History

United States
- Name: USS Klamath
- Ordered: April 1863
- Builder: S. T. Hambleton & Co., Cincinnati
- Launched: 20 April 1865
- Acquired: 6 May 1866
- Commissioned: Never commissioned
- Fate: Sold, 12 September 1874

General characteristics
- Class & type: Casco-class monitor
- Displacement: 1,175 long tons (1,194 t)
- Length: 225 ft (69 m)
- Beam: 45 ft (14 m)
- Draft: 9 ft (2.7 m)
- Propulsion: Screw steamer
- Speed: 9 knots (10 mph; 17 km/h)
- Complement: 69 officers and enlisted
- Armament: 2 × 11 in (280 mm) smoothbore Dahlgren guns
- Armor: Turret: 8 in (200 mm); Pilothouse: 10 in (250 mm); Hull: 3 in (76 mm); Deck: 3 in (76 mm);

= USS Klamath =

USS Klamath—a single-turreted, twin-screw monitor of the United States Navy—was launched 20 April 1865 by S. T. Hambleton & Co., Cincinnati, OH, under subcontract with Alexander Swift & Co., also of Cincinnati, OH. She was delivered to the Navy on 6 May 1866 but was never commissioned and saw no service.
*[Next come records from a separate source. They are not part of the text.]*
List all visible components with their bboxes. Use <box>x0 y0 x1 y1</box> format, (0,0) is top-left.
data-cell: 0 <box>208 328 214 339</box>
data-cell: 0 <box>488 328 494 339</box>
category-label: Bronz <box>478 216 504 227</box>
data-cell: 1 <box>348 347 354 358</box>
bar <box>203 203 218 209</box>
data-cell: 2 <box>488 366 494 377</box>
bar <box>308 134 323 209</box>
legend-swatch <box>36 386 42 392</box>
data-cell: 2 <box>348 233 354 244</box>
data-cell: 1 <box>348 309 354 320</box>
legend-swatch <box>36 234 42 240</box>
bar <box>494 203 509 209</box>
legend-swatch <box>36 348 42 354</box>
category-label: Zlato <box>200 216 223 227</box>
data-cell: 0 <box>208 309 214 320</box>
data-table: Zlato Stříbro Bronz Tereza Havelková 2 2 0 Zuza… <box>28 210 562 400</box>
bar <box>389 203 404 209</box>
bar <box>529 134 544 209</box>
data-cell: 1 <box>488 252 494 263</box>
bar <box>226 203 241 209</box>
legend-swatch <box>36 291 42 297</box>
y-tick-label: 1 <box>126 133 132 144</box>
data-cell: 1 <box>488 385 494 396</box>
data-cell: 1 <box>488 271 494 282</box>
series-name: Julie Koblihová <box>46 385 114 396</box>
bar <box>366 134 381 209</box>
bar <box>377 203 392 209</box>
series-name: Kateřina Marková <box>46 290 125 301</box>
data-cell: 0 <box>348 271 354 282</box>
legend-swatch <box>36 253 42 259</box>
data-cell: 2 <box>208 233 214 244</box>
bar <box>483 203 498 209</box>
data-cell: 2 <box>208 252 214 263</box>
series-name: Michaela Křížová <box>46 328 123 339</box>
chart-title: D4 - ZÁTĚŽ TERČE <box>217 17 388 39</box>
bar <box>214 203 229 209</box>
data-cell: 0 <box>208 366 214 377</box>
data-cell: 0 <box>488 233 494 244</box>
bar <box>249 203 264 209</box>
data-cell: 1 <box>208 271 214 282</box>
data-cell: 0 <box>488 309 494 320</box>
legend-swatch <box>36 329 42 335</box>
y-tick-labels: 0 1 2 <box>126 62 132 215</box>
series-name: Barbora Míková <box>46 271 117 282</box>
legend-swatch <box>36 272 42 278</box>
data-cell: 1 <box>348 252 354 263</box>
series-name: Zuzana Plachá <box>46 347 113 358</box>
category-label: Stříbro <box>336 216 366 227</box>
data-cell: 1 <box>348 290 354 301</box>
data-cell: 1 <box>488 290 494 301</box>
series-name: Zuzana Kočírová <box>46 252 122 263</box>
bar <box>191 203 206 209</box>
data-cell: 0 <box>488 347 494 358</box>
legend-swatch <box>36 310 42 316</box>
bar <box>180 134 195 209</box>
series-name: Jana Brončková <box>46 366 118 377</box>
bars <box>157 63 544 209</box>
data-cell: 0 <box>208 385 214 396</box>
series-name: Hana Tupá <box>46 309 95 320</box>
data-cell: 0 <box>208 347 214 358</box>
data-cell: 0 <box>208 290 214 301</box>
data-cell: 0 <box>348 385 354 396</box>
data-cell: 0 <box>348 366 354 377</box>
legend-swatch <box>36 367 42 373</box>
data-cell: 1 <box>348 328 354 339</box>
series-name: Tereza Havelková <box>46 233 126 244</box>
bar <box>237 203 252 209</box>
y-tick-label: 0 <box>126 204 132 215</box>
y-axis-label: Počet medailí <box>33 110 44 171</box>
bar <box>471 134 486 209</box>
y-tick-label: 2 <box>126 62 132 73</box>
Klamath was a Casco-class, light-draft monitor intended for service in the shallow bays, rivers, and inlets of the Confederacy. These warships sacrificed armor plate for a shallow draft and were fitted with a ballast compartment designed to lower them in the water during battle.

==Design revisions==

Though the original designs for the Casco-class monitors were drawn by John Ericsson, the final revision was created by Chief Engineer Alban C. Stimers following Rear Admiral Samuel F. Du Pont's failed bombardment of Fort Sumter in 1863. By the time that the plans were put before the Monitor Board in New York City, Ericsson and Stimers had a poor relationship, and the Chief of the Bureau of Construction and Repair, John Lenthall, had little connection to the board. This resulted in the plans being approved and 20 vessels ordered without serious scrutiny of the new design. $14 million US was allocated for the construction of these vessels. It was discovered that Simers had failed to compensate for the armor his revisions added to the original plan and this resulted in excessive stress on the wooden hull frames and a freeboard of only 3 inches. Stimers was removed from the control of the project and Ericsson was called in to undo the damage. He was forced to raise the hulls of the monitors under construction by 22 inches to make them seaworthy.

==Fate==

As a result, she was laid up at Mound City, IL. She was renamed Harpy 15 June 1869, but was changed back to Klamath 10 August of that same year. She was moved to New Orleans, LA in 1870, and sold at auction there to Schickels, Harrison & Co. 12 September 1874.